1001 is 5/7 s.d. below the mean
996 is 10/7 s.d. below the mean
use a z-score table to find the portion of the population this represents
To find the proportion of bottles with volumes between 996 mL and 1001 mL, we will use the concept of the standard normal distribution.
Step 1: Convert the given values to Z-scores.
To do this, we will use the formula:
Z = (X - μ) / σ
Where:
Z = Z-score
X = Value
μ = Mean
σ = Standard deviation
For 996 mL:
Z1 = (996 - 1006) / 7 = -10 / 7 ≈ -1.43
For 1001 mL:
Z2 = (1001 - 1006) / 7 = -5 / 7 ≈ -0.71
Step 2: Use a standard normal distribution table or calculator.

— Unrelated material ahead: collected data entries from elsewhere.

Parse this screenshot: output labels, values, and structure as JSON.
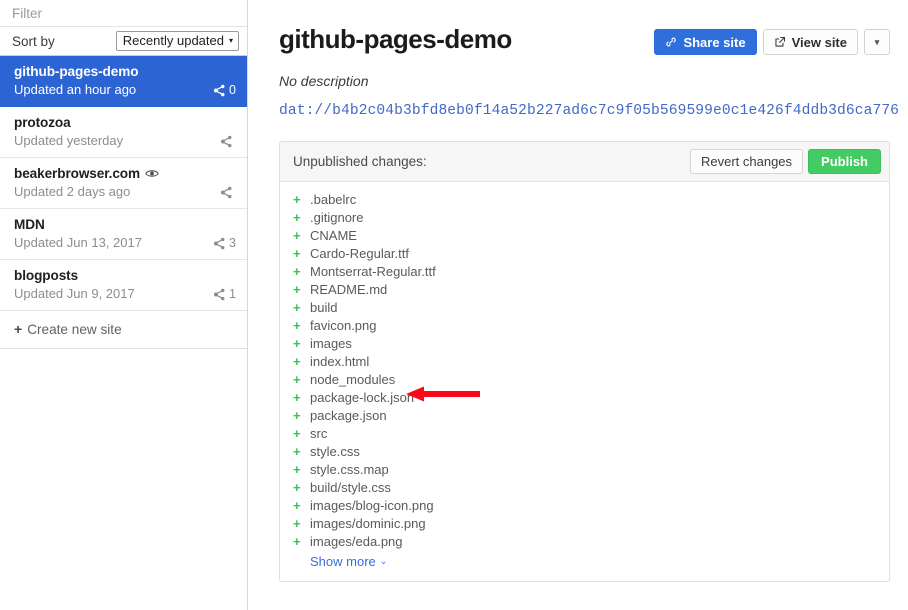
{
  "sidebar": {
    "filter": {
      "placeholder": "Filter",
      "value": ""
    },
    "sort": {
      "label": "Sort by",
      "selected": "Recently updated",
      "caret": "▾"
    },
    "sites": [
      {
        "name": "github-pages-demo",
        "updated": "Updated an hour ago",
        "peers": "0",
        "selected": true,
        "has_eye": false,
        "share_icon": "share-icon"
      },
      {
        "name": "protozoa",
        "updated": "Updated yesterday",
        "peers": "",
        "selected": false,
        "has_eye": false,
        "share_icon": "share-icon"
      },
      {
        "name": "beakerbrowser.com",
        "updated": "Updated 2 days ago",
        "peers": "",
        "selected": false,
        "has_eye": true,
        "share_icon": "share-icon"
      },
      {
        "name": "MDN",
        "updated": "Updated Jun 13, 2017",
        "peers": "3",
        "selected": false,
        "has_eye": false,
        "share_icon": "share-icon"
      },
      {
        "name": "blogposts",
        "updated": "Updated Jun 9, 2017",
        "peers": "1",
        "selected": false,
        "has_eye": false,
        "share_icon": "share-icon"
      }
    ],
    "create_new": {
      "plus": "+",
      "label": "Create new site"
    }
  },
  "main": {
    "title": "github-pages-demo",
    "description": "No description",
    "dat_url": "dat://b4b2c04b3bfd8eb0f14a52b227ad6c7c9f05b569599e0c1e426f4ddb3d6ca776",
    "actions": {
      "share_label": "Share site",
      "share_icon": "link-icon",
      "view_label": "View site",
      "view_icon": "external-link-icon",
      "dropdown_caret": "▾"
    },
    "changes": {
      "heading": "Unpublished changes:",
      "revert_label": "Revert changes",
      "publish_label": "Publish",
      "files": [
        {
          "op": "+",
          "path": ".babelrc"
        },
        {
          "op": "+",
          "path": ".gitignore"
        },
        {
          "op": "+",
          "path": "CNAME"
        },
        {
          "op": "+",
          "path": "Cardo-Regular.ttf"
        },
        {
          "op": "+",
          "path": "Montserrat-Regular.ttf"
        },
        {
          "op": "+",
          "path": "README.md"
        },
        {
          "op": "+",
          "path": "build"
        },
        {
          "op": "+",
          "path": "favicon.png"
        },
        {
          "op": "+",
          "path": "images"
        },
        {
          "op": "+",
          "path": "index.html"
        },
        {
          "op": "+",
          "path": "node_modules"
        },
        {
          "op": "+",
          "path": "package-lock.json"
        },
        {
          "op": "+",
          "path": "package.json"
        },
        {
          "op": "+",
          "path": "src"
        },
        {
          "op": "+",
          "path": "style.css"
        },
        {
          "op": "+",
          "path": "style.css.map"
        },
        {
          "op": "+",
          "path": "build/style.css"
        },
        {
          "op": "+",
          "path": "images/blog-icon.png"
        },
        {
          "op": "+",
          "path": "images/dominic.png"
        },
        {
          "op": "+",
          "path": "images/eda.png"
        }
      ],
      "show_more": {
        "label": "Show more",
        "chevron": "⌄"
      }
    }
  },
  "annotation": {
    "arrow_color": "#fa0a19",
    "points_at": "node_modules"
  },
  "colors": {
    "selected_item": "#2d64d4",
    "primary_button": "#2f6fdb",
    "publish_button": "#43cc63",
    "link": "#3b6ed6",
    "dat_url": "#4169c8",
    "add_marker": "#3cc156"
  }
}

We need to find the proportion between the Z-scores -1.43 and -0.71.
Using a standard normal distribution table or calculator, we can find the proportion associated with Z = -1.43 (let's call it P1) and Z = -0.71 (let's call it P2).
Step 3: Calculate the final proportion.
The proportion of bottles with volumes between 996 mL and 1001 mL is given by the difference between P2 and P1:
Proportion = P2 - P1
This final proportion represents the area under the normal distribution curve between -1.43 and -0.71.
Note: If you are using a standard normal distribution table, find the values closest to -1.43 and -0.71, and then subtract the corresponding proportion values.
By following these steps, you can find the proportion of bottles with volumes between 996 mL and 1001 mL using the given mean and standard deviation.